Levitated Mass meme from Anarchist Meme Collective

In Artnet News, Brian Boucher traces Levitated Mass' second life as a meme. In brief, a touristy photo of Michael Heizer's 2012 land art work at LACMA is labeled with four captions and posted on social media. The rock, identified with a topical issue, threatens to crush a spectator. The two brackets supporting the rock are labeled with comically ineffective mitigating factors. 

Levitated Mass memes have gone global, with captions (often inscrutable to those outside a self-selected community) in multiple languages. It's a reasonable guess that most meme makers have never seen Levitated Mass and are not familiar with Heizer. They are riffing on previous memes, which is how memes work.

Populist criticism of Levitated Mass has faulted the supporting brackets.

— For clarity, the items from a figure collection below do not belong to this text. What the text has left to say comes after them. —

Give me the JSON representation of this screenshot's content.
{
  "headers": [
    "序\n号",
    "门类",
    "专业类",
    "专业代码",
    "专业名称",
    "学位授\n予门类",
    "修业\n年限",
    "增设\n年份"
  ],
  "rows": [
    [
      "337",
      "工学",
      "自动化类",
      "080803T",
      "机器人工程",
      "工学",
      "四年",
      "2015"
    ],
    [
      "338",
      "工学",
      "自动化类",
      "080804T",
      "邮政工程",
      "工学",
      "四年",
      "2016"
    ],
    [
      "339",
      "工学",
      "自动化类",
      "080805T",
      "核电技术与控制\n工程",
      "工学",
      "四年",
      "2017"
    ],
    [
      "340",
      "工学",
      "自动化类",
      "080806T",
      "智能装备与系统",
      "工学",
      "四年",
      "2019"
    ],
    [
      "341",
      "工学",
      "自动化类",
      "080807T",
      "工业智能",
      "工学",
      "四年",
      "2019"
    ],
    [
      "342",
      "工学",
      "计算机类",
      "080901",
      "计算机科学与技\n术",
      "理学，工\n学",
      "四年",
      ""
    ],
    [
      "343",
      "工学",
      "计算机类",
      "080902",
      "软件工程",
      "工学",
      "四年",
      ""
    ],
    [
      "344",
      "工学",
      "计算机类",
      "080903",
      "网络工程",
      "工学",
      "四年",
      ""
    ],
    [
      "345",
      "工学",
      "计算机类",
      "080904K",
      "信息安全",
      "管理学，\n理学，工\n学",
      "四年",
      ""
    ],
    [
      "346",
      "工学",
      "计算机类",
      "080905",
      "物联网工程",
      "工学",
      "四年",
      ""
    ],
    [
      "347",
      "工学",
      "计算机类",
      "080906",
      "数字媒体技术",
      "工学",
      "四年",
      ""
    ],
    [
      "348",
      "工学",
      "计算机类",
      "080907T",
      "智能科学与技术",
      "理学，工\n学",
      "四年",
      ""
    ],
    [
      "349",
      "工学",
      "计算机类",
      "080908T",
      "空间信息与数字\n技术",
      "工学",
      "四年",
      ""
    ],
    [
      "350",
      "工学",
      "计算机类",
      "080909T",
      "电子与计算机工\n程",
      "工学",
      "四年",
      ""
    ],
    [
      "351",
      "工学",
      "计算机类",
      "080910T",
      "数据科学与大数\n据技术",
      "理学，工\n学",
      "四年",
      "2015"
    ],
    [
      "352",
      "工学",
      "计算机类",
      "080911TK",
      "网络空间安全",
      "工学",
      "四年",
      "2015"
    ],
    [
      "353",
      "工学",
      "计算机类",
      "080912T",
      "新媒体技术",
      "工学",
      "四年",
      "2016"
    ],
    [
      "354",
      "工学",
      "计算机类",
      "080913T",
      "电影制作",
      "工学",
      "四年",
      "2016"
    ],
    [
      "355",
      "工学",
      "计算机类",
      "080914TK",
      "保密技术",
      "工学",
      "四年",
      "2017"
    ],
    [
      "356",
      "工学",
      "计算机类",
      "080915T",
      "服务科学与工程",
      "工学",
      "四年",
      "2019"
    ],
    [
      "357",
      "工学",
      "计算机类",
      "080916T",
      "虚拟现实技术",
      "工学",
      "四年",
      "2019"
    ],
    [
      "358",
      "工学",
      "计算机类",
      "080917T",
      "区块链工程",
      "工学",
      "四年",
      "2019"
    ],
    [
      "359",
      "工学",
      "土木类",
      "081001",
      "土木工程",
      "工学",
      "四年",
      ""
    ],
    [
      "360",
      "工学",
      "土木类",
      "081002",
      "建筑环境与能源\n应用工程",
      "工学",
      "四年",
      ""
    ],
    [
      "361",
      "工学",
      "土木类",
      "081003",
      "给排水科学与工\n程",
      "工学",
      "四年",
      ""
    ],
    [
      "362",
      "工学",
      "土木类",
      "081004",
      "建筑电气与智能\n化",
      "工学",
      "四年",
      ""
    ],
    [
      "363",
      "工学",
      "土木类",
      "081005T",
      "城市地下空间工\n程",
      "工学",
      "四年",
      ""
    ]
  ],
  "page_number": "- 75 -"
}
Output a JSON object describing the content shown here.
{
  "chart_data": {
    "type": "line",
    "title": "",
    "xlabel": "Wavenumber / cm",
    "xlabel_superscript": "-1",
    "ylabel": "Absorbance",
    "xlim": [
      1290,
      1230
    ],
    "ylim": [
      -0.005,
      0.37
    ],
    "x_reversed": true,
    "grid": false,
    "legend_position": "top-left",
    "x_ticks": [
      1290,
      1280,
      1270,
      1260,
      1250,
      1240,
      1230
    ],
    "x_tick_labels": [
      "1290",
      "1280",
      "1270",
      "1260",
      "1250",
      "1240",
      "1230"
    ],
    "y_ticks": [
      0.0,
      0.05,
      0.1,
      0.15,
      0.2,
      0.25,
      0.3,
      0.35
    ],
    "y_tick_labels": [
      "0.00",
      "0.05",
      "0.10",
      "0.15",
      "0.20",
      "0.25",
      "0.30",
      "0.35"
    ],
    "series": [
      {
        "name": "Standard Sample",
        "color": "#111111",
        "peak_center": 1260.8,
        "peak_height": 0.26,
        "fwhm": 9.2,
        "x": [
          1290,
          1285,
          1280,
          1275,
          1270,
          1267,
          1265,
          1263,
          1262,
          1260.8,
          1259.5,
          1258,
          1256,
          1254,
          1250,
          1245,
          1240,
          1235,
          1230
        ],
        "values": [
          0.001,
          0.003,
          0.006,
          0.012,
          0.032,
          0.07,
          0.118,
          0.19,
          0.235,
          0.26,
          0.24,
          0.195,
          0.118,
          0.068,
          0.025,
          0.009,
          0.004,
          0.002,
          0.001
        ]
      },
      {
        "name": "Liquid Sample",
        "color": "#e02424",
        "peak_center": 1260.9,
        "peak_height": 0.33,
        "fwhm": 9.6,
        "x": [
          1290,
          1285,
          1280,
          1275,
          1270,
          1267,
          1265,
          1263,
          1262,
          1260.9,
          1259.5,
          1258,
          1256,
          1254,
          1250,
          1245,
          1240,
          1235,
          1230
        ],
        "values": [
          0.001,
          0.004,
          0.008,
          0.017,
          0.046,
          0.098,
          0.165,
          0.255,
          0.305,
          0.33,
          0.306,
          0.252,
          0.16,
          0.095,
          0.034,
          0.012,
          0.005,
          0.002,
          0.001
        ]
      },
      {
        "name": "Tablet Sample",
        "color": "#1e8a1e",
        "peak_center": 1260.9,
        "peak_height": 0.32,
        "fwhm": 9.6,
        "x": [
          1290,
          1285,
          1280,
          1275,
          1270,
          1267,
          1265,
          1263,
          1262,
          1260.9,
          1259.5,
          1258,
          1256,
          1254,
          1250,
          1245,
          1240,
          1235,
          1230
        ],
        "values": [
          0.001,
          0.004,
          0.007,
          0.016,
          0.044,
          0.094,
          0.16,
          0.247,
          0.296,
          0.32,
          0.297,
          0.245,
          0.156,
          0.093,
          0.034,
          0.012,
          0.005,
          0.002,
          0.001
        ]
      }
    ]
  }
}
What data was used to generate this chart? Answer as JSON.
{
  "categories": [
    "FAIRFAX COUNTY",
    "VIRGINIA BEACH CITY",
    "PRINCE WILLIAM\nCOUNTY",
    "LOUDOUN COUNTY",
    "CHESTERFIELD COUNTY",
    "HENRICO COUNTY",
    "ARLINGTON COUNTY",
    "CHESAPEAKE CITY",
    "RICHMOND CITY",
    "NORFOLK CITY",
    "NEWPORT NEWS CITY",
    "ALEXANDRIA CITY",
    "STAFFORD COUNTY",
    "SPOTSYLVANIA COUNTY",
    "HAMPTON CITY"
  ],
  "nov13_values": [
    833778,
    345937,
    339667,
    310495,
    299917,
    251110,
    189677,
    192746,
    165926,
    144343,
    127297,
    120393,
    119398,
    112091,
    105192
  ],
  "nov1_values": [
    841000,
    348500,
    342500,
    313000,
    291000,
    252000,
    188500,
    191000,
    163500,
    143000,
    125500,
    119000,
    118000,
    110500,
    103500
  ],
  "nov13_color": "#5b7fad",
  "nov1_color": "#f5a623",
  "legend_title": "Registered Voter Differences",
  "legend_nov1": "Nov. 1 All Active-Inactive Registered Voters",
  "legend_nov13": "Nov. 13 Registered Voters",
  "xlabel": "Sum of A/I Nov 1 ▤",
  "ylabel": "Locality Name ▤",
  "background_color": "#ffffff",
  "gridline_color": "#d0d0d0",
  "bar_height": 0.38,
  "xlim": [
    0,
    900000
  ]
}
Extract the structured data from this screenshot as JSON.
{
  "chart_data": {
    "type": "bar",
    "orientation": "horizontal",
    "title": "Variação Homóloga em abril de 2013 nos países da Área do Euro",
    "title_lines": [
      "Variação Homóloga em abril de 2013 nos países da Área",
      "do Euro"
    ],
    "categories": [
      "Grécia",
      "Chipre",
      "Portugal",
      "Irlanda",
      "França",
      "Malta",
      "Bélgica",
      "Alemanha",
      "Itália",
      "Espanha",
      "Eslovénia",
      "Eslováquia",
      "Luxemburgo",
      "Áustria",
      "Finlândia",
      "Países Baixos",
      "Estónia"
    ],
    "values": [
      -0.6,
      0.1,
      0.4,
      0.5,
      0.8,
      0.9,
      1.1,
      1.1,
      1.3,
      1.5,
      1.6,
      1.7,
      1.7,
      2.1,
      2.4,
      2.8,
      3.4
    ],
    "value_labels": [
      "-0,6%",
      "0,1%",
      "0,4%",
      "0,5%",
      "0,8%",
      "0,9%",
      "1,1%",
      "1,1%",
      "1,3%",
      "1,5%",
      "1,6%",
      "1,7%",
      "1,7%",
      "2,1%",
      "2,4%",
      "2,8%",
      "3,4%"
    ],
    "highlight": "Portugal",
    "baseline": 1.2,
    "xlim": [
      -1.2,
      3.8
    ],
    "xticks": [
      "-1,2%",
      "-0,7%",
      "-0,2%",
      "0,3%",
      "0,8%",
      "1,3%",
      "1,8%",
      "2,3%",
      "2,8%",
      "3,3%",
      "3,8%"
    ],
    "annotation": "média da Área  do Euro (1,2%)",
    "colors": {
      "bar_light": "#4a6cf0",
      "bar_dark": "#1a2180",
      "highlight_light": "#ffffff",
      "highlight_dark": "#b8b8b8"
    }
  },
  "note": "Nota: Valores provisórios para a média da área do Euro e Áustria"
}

The 340-ton mass is not so magically levitating. Ironically the brackets do the heavy lifting of the meme. The rock caption sets up the topic, and the person underneath is always "us." But the brackets are the punchline. Their diagonals, copied in the meme labels, supply the air quotes.

Comments

Memes. Ever thus.
Marcel Duchamp's 1919 L.H.O.O.Q. plastered a mustache on the Mona Lisa.
"Levitated Mass" is a brilliant triumph. One of LA's best artworks, indoors or out.
Anonymous said…
The journey of this mass (rock) to LACMA captured the imagination of Southern CA. Lots of people came out to see it as it made its way to LACMA.

In any uncanny way, this mass is LA's version of the monolith (2001: A Space Odyssey) inasmuch as its path through Southern CA prefigured the path that another object would make through LA to a museum. That object is the Space Shuttle at the CA Science Center.

As a work of art, "Levitated Mass" exceeded all expectations simply by making it to LACMA.